Stack Overflow Did this work mark as answer dialog

With this one change, the efficiency with which answers could be found - and provided - increased dramatically. Experts looking for questions to answer could easily filter out already-answered questions. Folks seeking answers could quickly jump to the ones that were most likely to work - because they’d already worked for someone else with a similar problem. This one feature, combined with gamification around it, was largely responsible for Stack Overflow’s usefulness and popularity.

This feature also made Stack Overflow’s data a gold mine for AI companies, who took advantage of Stack Overflow’s open data policies (and, later, paid for that access) to train their models on years of historic question-and-answer data. But unfortunately the rise of LLM tools (and other factors) has led to the death of Stack Overflow.
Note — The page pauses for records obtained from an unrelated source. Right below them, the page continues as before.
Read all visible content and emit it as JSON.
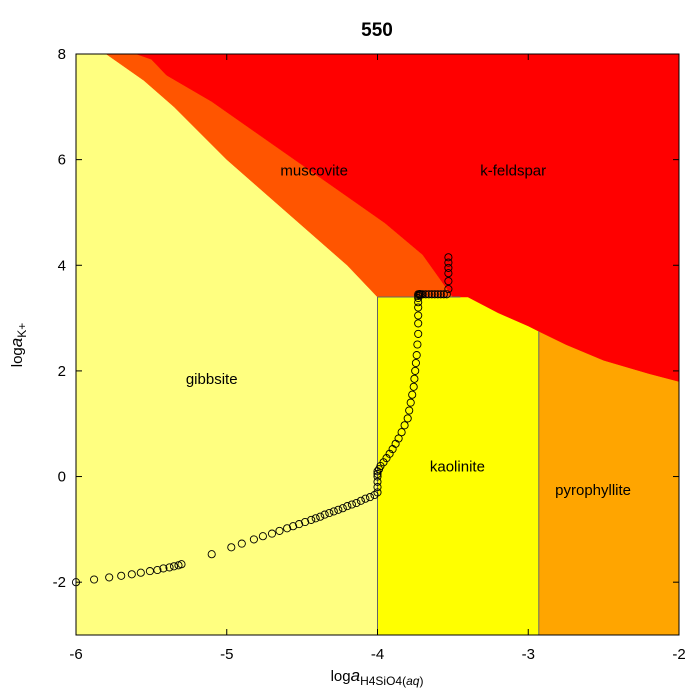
{
  "chart_data": {
    "type": "scatter",
    "title": "550",
    "xlabel": {
      "prefix": "log",
      "italic": "a",
      "sub": "H4SiO4(",
      "sub_italic": "aq",
      "sub_end": ")"
    },
    "ylabel": {
      "prefix": "log",
      "italic": "a",
      "sub": "K+"
    },
    "xlim": [
      -6,
      -2
    ],
    "ylim": [
      -3,
      8
    ],
    "xticks": [
      -6,
      -5,
      -4,
      -3,
      -2
    ],
    "yticks": [
      -2,
      0,
      2,
      4,
      6,
      8
    ],
    "xtick_labels": [
      "-6",
      "-5",
      "-4",
      "-3",
      "-2"
    ],
    "ytick_labels": [
      "-2",
      "0",
      "2",
      "4",
      "6",
      "8"
    ],
    "grid": false,
    "legend": "none",
    "fields": [
      {
        "name": "gibbsite",
        "color": "#ffff80",
        "label_at": [
          -5.1,
          1.75
        ],
        "polygon": [
          [
            -6,
            -3
          ],
          [
            -4,
            -3
          ],
          [
            -4,
            3.4
          ],
          [
            -4.2,
            4.0
          ],
          [
            -4.6,
            5.0
          ],
          [
            -5.0,
            6.0
          ],
          [
            -5.35,
            7.0
          ],
          [
            -5.55,
            7.5
          ],
          [
            -5.8,
            8
          ],
          [
            -6,
            8
          ]
        ]
      },
      {
        "name": "kaolinite",
        "color": "#ffff00",
        "label_at": [
          -3.47,
          0.1
        ],
        "polygon": [
          [
            -4,
            -3
          ],
          [
            -2.93,
            -3
          ],
          [
            -2.93,
            2.75
          ],
          [
            -3.0,
            2.85
          ],
          [
            -3.2,
            3.1
          ],
          [
            -3.4,
            3.4
          ],
          [
            -4,
            3.4
          ]
        ]
      },
      {
        "name": "pyrophyllite",
        "color": "#ffa500",
        "label_at": [
          -2.57,
          -0.35
        ],
        "polygon": [
          [
            -2.93,
            -3
          ],
          [
            -2,
            -3
          ],
          [
            -2,
            1.8
          ],
          [
            -2.2,
            1.95
          ],
          [
            -2.5,
            2.2
          ],
          [
            -2.75,
            2.5
          ],
          [
            -2.93,
            2.75
          ]
        ]
      },
      {
        "name": "muscovite",
        "color": "#ff5500",
        "label_at": [
          -4.42,
          5.7
        ],
        "polygon": [
          [
            -4,
            3.4
          ],
          [
            -3.5,
            3.4
          ],
          [
            -3.7,
            4.2
          ],
          [
            -3.95,
            4.8
          ],
          [
            -4.3,
            5.5
          ],
          [
            -4.7,
            6.3
          ],
          [
            -5.1,
            7.1
          ],
          [
            -5.4,
            7.6
          ],
          [
            -5.5,
            7.9
          ],
          [
            -5.6,
            8
          ],
          [
            -5.8,
            8
          ],
          [
            -5.55,
            7.5
          ],
          [
            -5.35,
            7.0
          ],
          [
            -5.0,
            6.0
          ],
          [
            -4.6,
            5.0
          ],
          [
            -4.2,
            4.0
          ]
        ]
      },
      {
        "name": "k-feldspar",
        "color": "#ff0000",
        "label_at": [
          -3.1,
          5.7
        ],
        "polygon": [
          [
            -5.6,
            8
          ],
          [
            -2,
            8
          ],
          [
            -2,
            1.8
          ],
          [
            -2.2,
            1.95
          ],
          [
            -2.5,
            2.2
          ],
          [
            -2.75,
            2.5
          ],
          [
            -2.93,
            2.75
          ],
          [
            -3.0,
            2.85
          ],
          [
            -3.2,
            3.1
          ],
          [
            -3.4,
            3.4
          ],
          [
            -3.5,
            3.4
          ],
          [
            -3.7,
            4.2
          ],
          [
            -3.95,
            4.8
          ],
          [
            -4.3,
            5.5
          ],
          [
            -4.7,
            6.3
          ],
          [
            -5.1,
            7.1
          ],
          [
            -5.4,
            7.6
          ],
          [
            -5.5,
            7.9
          ]
        ]
      }
    ],
    "series": [
      {
        "marker": "open-circle",
        "color": "#000000",
        "x": [
          -6.0,
          -5.88,
          -5.78,
          -5.7,
          -5.63,
          -5.57,
          -5.51,
          -5.46,
          -5.42,
          -5.38,
          -5.35,
          -5.32,
          -5.3,
          -5.1,
          -4.97,
          -4.9,
          -4.82,
          -4.76,
          -4.7,
          -4.65,
          -4.6,
          -4.56,
          -4.52,
          -4.48,
          -4.44,
          -4.41,
          -4.38,
          -4.35,
          -4.32,
          -4.29,
          -4.26,
          -4.23,
          -4.2,
          -4.17,
          -4.14,
          -4.11,
          -4.08,
          -4.05,
          -4.02,
          -4.0,
          -4.0,
          -4.0,
          -4.0,
          -4.0,
          -4.0,
          -3.99,
          -3.98,
          -3.96,
          -3.94,
          -3.92,
          -3.9,
          -3.88,
          -3.86,
          -3.84,
          -3.82,
          -3.8,
          -3.79,
          -3.78,
          -3.77,
          -3.76,
          -3.755,
          -3.75,
          -3.745,
          -3.74,
          -3.735,
          -3.73,
          -3.73,
          -3.73,
          -3.73,
          -3.73,
          -3.73,
          -3.73,
          -3.73,
          -3.72,
          -3.72,
          -3.72,
          -3.72,
          -3.72,
          -3.71,
          -3.7,
          -3.68,
          -3.66,
          -3.64,
          -3.62,
          -3.6,
          -3.58,
          -3.56,
          -3.54,
          -3.53,
          -3.53,
          -3.53,
          -3.53,
          -3.53,
          -3.53
        ],
        "y": [
          -2.0,
          -1.95,
          -1.91,
          -1.88,
          -1.85,
          -1.82,
          -1.79,
          -1.77,
          -1.74,
          -1.72,
          -1.7,
          -1.68,
          -1.66,
          -1.47,
          -1.34,
          -1.27,
          -1.19,
          -1.13,
          -1.08,
          -1.03,
          -0.98,
          -0.94,
          -0.9,
          -0.86,
          -0.82,
          -0.79,
          -0.76,
          -0.72,
          -0.69,
          -0.66,
          -0.63,
          -0.6,
          -0.56,
          -0.53,
          -0.5,
          -0.46,
          -0.42,
          -0.39,
          -0.35,
          -0.3,
          -0.2,
          -0.1,
          0.0,
          0.05,
          0.1,
          0.14,
          0.2,
          0.27,
          0.35,
          0.43,
          0.52,
          0.62,
          0.72,
          0.84,
          0.97,
          1.1,
          1.25,
          1.4,
          1.55,
          1.7,
          1.85,
          2.0,
          2.15,
          2.3,
          2.5,
          2.7,
          2.9,
          3.05,
          3.2,
          3.3,
          3.38,
          3.42,
          3.45,
          3.45,
          3.45,
          3.45,
          3.45,
          3.45,
          3.45,
          3.45,
          3.45,
          3.45,
          3.45,
          3.45,
          3.45,
          3.45,
          3.45,
          3.45,
          3.55,
          3.7,
          3.85,
          3.95,
          4.05,
          4.15
        ]
      }
    ]
  }
}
Stack Overflow Collpase - source: https://hyperdev.matsuoka.com/p/stack-overflow-is-dead

Without millions of new questions and answers to train on, where will AI models get the data they so desperately need to provide relevant, useful responses?

A New Source of Data

As the image above shows, some of the reason for Stack Overflow’s drop in popularity may be attributed to shifts to other communities. I have no doubt that AI companies are already working with these communities, either directly or surrepticiously. But the other obvious source of data to mine is the AI companies’ own users’ conversations with the companies’ existing models. There is a LOT of data there, with OpenAI’s ChatGPT claiming 2.5B requests/day from 330M US-based users in July 2025, and more recently claiming over 800M weekly active users in Feb 2026. These stored conversations are a truly massive amount of mostly text data, but they suffer from the same problem that early forums did: what was the result?

Think about your own interactions with AI chatbots. You ask a question, it provides a response. Sometimes it’s useful, sometimes it’s not. A longer conversation might have you rephrasing your original prompt, adding context, clarifying. Or maybe asking something completely unrelated in the same conversation because why not? It’s not like there’s some forum moderator who’s going to step in and tell you it’s “off-topic” - the LLM will happily answer any prompt you give it.

Now imagine you’re tasked with determining which answers the LLM gave that were most useful, and which the user found unhelpful at best. Sure, sometimes users will do you a favor and say “Thanks, that worked!” or “No, that’s not what I wanted.” But more often, they’re going to just close the session or ask another question regardless of whether they’re moving on because the interaction was a success or they’ve simply given up.

Did This Work?

For these reasons, it’s going to be imperative in the near future, I predict, for LLM agents to actively solicit from users whether the answer they provided was helpful. Obviously some user interfaces already do some A/B testing to see which kind of response a user prefers, but typically the meat of such responses is the same in either case. Asking explicitly whether a given response or conversation led to a successful solution to the original problem that was posed is the $10 Trillion question. It’s what will allow models to continue to improve over time, rather than degrading into the forums of yesteryear.

Conclusion

AI agents will need to train on their conversations with users in order to continue to learn. However, doing so without explicit data indicating whether or not a given response solved a given problem will make it very difficult to determine which responses to weight higher than others. Adding a mechanism similar to Stack Overflow’s “mark as answer” feature to LLM interactions will provide this signal and will enable future model training to weight useful responses higher, resulting in improved model usefulness over time.